Publishing FAIR and Machine-actionable Reviews in Materials Science: The Case for Symbolic Knowledge in Neuro-symbolic Artificial Intelligence
This addresses the challenge of machine-unfriendly scientific reviews for materials science researchers, though it is incremental as it builds on existing FAIR and neurosymbolic AI concepts.
The paper tackles the problem of inaccessible scientific review insights in materials science by publishing atomic layer deposition/etching review tables as FAIR, machine-actionable comparisons in the Open Research Knowledge Graph, making them structured and queryable. It demonstrates that symbolic querying over ORKG outperforms LLM-based querying, advocating for symbolic knowledge as the backbone of reliable neurosymbolic AI in this domain.

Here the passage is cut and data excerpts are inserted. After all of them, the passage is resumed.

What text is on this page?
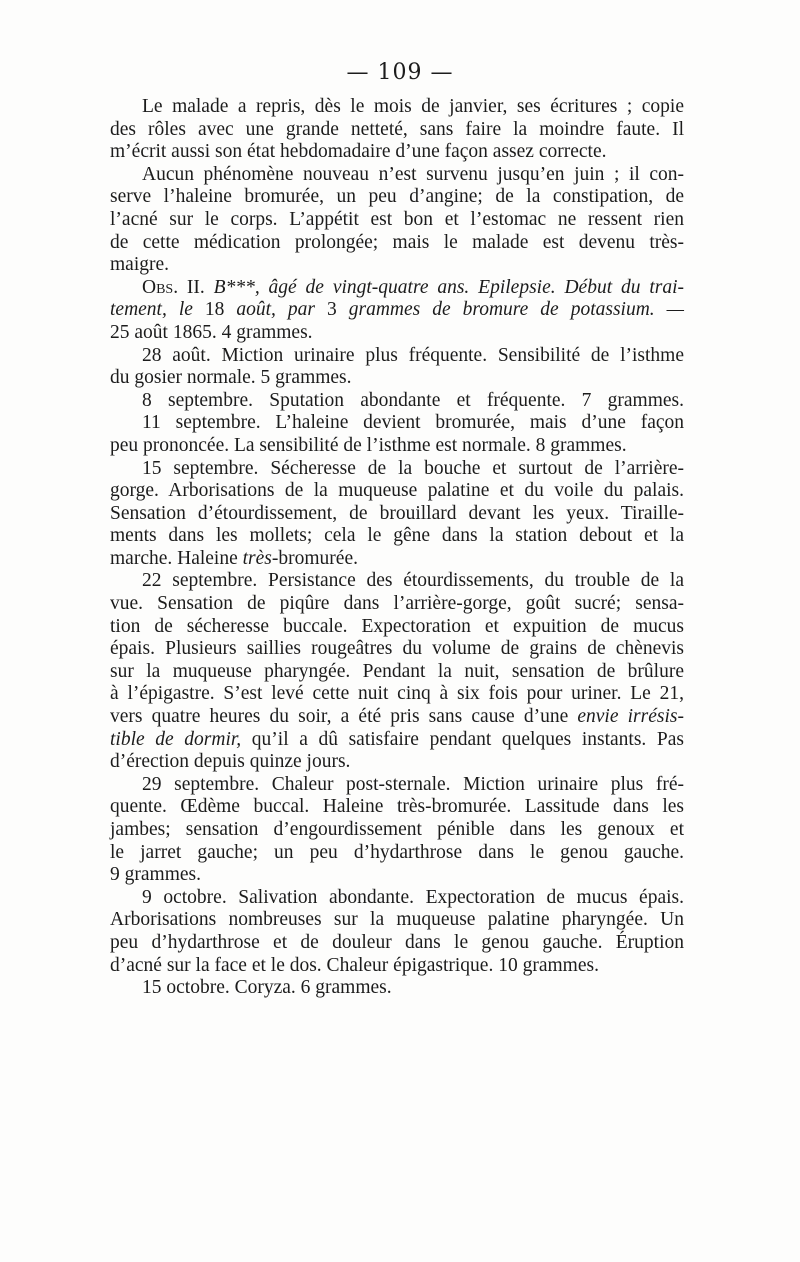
— 109 —
Le malade a repris, dès le mois de janvier, ses écritures ; copie
des rôles avec une grande netteté, sans faire la moindre faute. Il
m’écrit aussi son état hebdomadaire d’une façon assez correcte.
Aucun phénomène nouveau n’est survenu jusqu’en juin ; il con-
serve l’haleine bromurée, un peu d’angine; de la constipation, de
l’acné sur le corps. L’appétit est bon et l’estomac ne ressent rien
de cette médication prolongée; mais le malade est devenu très-
maigre.
Obs. II. B***, âgé de vingt-quatre ans. Epilepsie. Début du trai-
tement, le 18 août, par 3 grammes de bromure de potassium. —
25 août 1865. 4 grammes.
28 août. Miction urinaire plus fréquente. Sensibilité de l’isthme
du gosier normale. 5 grammes.
8 septembre. Sputation abondante et fréquente. 7 grammes.
11 septembre. L’haleine devient bromurée, mais d’une façon
peu prononcée. La sensibilité de l’isthme est normale. 8 grammes.
15 septembre. Sécheresse de la bouche et surtout de l’arrière-
gorge. Arborisations de la muqueuse palatine et du voile du palais.
Sensation d’étourdissement, de brouillard devant les yeux. Tiraille-
ments dans les mollets; cela le gêne dans la station debout et la
marche. Haleine très-bromurée.
22 septembre. Persistance des étourdissements, du trouble de la
vue. Sensation de piqûre dans l’arrière-gorge, goût sucré; sensa-
tion de sécheresse buccale. Expectoration et expuition de mucus
épais. Plusieurs saillies rougeâtres du volume de grains de chènevis
sur la muqueuse pharyngée. Pendant la nuit, sensation de brûlure
à l’épigastre. S’est levé cette nuit cinq à six fois pour uriner. Le 21,
vers quatre heures du soir, a été pris sans cause d’une envie irrésis-
tible de dormir, qu’il a dû satisfaire pendant quelques instants. Pas
d’érection depuis quinze jours.
29 septembre. Chaleur post-sternale. Miction urinaire plus fré-
quente. Œdème buccal. Haleine très-bromurée. Lassitude dans les
jambes; sensation d’engourdissement pénible dans les genoux et
le jarret gauche; un peu d’hydarthrose dans le genou gauche.
9 grammes.
9 octobre. Salivation abondante. Expectoration de mucus épais.
Arborisations nombreuses sur la muqueuse palatine pharyngée. Un
peu d’hydarthrose et de douleur dans le genou gauche. Éruption
d’acné sur la face et le dos. Chaleur épigastrique. 10 grammes.
15 octobre. Coryza. 6 grammes.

Scientific reviews are central to knowledge integration in materials science, yet their key insights remain locked in narrative text and static PDF tables, limiting reuse by humans and machines alike. This article presents a case study in atomic layer deposition and etching (ALD/E) where we publish review tables as FAIR, machine-actionable comparisons in the Open Research Knowledge Graph (ORKG), turning them into structured, queryable knowledge. Building on this, we contrast symbolic querying over ORKG with large language model-based querying, and argue that a curated symbolic layer should remain the backbone of reliable neurosymbolic AI in materials science, with LLMs serving as complementary, symbolically grounded interfaces rather than standalone sources of truth.